New therapeutic targets and drugs that could benefit people with certain types of leukemia or blood cancer have been discovered by scientists.
Dr Reuben Kapur, Ph.D., the Frieda and Albrecht Kipp Professor of Pediatrics at the Indiana University School of Medicine and a researcher at the Indiana University Melvin and Bren Simon Cancer Center, and colleagues discovered in pre-clinical and pharmacological models that cancer cells with a mutation in the KIT receptor-an oncogenic/cancerous form of the receptor-in mast cell leukemia and acute myeloid leukemia can be stopped.
According to Kapur, activating mutations of KIT receptors are almost always associated with a type of leukemia called mast cell leukemia. The mutations in the KIT receptor are found in about 90 percent of patients with this type of leukemia.

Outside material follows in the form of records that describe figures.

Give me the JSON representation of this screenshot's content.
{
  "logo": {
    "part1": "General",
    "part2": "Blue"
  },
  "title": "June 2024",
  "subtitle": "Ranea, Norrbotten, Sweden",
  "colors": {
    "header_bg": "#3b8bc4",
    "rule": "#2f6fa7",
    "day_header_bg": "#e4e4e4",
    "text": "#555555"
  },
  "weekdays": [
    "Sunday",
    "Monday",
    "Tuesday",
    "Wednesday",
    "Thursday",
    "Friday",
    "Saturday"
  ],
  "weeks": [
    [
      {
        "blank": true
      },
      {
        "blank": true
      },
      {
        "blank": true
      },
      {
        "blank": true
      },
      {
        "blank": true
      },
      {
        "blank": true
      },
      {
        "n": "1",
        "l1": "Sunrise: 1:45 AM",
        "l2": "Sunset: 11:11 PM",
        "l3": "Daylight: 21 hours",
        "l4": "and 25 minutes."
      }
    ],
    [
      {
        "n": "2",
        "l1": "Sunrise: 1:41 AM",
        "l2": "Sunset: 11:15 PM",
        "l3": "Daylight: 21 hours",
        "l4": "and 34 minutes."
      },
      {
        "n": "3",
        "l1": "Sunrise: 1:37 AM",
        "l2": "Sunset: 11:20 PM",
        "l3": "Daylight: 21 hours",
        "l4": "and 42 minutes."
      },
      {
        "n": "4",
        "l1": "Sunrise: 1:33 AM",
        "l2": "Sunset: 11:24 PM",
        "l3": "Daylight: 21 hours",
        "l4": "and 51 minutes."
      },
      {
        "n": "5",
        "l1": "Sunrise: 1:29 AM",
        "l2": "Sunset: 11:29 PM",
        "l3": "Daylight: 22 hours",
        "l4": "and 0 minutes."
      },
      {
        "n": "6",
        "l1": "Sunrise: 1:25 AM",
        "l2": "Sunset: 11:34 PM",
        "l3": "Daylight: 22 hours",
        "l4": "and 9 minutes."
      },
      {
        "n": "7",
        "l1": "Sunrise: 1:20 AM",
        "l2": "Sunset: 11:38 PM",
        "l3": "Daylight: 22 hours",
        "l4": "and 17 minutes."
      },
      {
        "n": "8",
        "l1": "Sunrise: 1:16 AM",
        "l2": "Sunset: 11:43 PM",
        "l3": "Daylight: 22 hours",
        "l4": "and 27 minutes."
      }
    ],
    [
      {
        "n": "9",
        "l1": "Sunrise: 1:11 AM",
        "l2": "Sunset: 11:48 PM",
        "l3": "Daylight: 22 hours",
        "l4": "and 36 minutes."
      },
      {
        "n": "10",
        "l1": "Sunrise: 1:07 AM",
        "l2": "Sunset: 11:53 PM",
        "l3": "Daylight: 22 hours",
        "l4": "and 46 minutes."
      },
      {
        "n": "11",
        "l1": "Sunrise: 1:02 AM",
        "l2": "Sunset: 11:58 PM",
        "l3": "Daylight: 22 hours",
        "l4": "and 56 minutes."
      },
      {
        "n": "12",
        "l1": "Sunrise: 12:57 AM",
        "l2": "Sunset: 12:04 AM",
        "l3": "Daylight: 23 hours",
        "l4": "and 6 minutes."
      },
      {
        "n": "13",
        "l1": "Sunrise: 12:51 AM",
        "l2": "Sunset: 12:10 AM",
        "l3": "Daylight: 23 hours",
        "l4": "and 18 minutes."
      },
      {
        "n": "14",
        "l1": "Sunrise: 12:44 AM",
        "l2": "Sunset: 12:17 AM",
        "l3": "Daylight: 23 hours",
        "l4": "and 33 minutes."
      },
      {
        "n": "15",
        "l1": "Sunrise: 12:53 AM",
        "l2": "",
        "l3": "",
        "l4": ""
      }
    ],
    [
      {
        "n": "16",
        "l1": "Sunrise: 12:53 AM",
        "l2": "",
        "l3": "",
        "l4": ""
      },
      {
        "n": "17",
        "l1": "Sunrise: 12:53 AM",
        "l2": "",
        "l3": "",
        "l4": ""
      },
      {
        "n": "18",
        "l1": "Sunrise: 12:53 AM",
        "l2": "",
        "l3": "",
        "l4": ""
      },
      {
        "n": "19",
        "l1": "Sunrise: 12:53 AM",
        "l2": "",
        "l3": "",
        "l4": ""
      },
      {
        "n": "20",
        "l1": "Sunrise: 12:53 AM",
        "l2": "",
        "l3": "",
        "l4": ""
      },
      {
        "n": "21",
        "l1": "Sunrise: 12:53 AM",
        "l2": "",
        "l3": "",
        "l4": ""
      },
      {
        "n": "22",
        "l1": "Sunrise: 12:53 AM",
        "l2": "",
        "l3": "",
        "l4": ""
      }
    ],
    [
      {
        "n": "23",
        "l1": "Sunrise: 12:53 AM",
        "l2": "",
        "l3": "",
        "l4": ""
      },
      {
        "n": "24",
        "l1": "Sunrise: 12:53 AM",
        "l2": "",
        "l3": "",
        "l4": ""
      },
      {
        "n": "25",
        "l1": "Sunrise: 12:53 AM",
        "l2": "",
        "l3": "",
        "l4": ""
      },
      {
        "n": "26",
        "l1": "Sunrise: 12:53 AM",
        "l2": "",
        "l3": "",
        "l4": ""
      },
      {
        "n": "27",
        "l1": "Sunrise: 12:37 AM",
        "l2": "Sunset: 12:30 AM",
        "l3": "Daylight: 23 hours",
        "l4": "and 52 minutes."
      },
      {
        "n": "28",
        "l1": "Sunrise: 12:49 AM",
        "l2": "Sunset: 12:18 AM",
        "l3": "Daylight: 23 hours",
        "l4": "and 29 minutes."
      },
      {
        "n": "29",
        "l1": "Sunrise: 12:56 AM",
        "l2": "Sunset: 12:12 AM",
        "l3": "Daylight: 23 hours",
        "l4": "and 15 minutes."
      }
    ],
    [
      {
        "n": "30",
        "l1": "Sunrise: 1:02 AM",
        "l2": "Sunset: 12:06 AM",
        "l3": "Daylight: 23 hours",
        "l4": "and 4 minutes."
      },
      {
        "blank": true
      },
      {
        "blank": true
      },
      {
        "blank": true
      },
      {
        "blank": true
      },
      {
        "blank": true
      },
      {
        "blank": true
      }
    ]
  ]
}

In addition, activating mutations of KIT are also exclusively associated with a subtype of acute myeloid leukemia known as core binding factor leukemia. When KIT is associated with these two types of leukemia, the survival rate for patients is profoundly reduced in comparison to patients who do not have this mutation.
Kapur said that his team identified two new targets in leukemic cells bearing this mutation, which when targeted or inhibited, cause leukemia cells to die.
The researchers discovered that the two targets are Rac GTPase and Pak (p21-activated kinase). In return, they designed a novel Rac inhibitor-EHop-016 -- that is considerably more potent than previously described inhibitors of Rac. They also demonstrated a novel role for Pak inhibition in leukemia using an existing Pak inhibitor.
The study has been published online in the Journal of Clinical Investigation.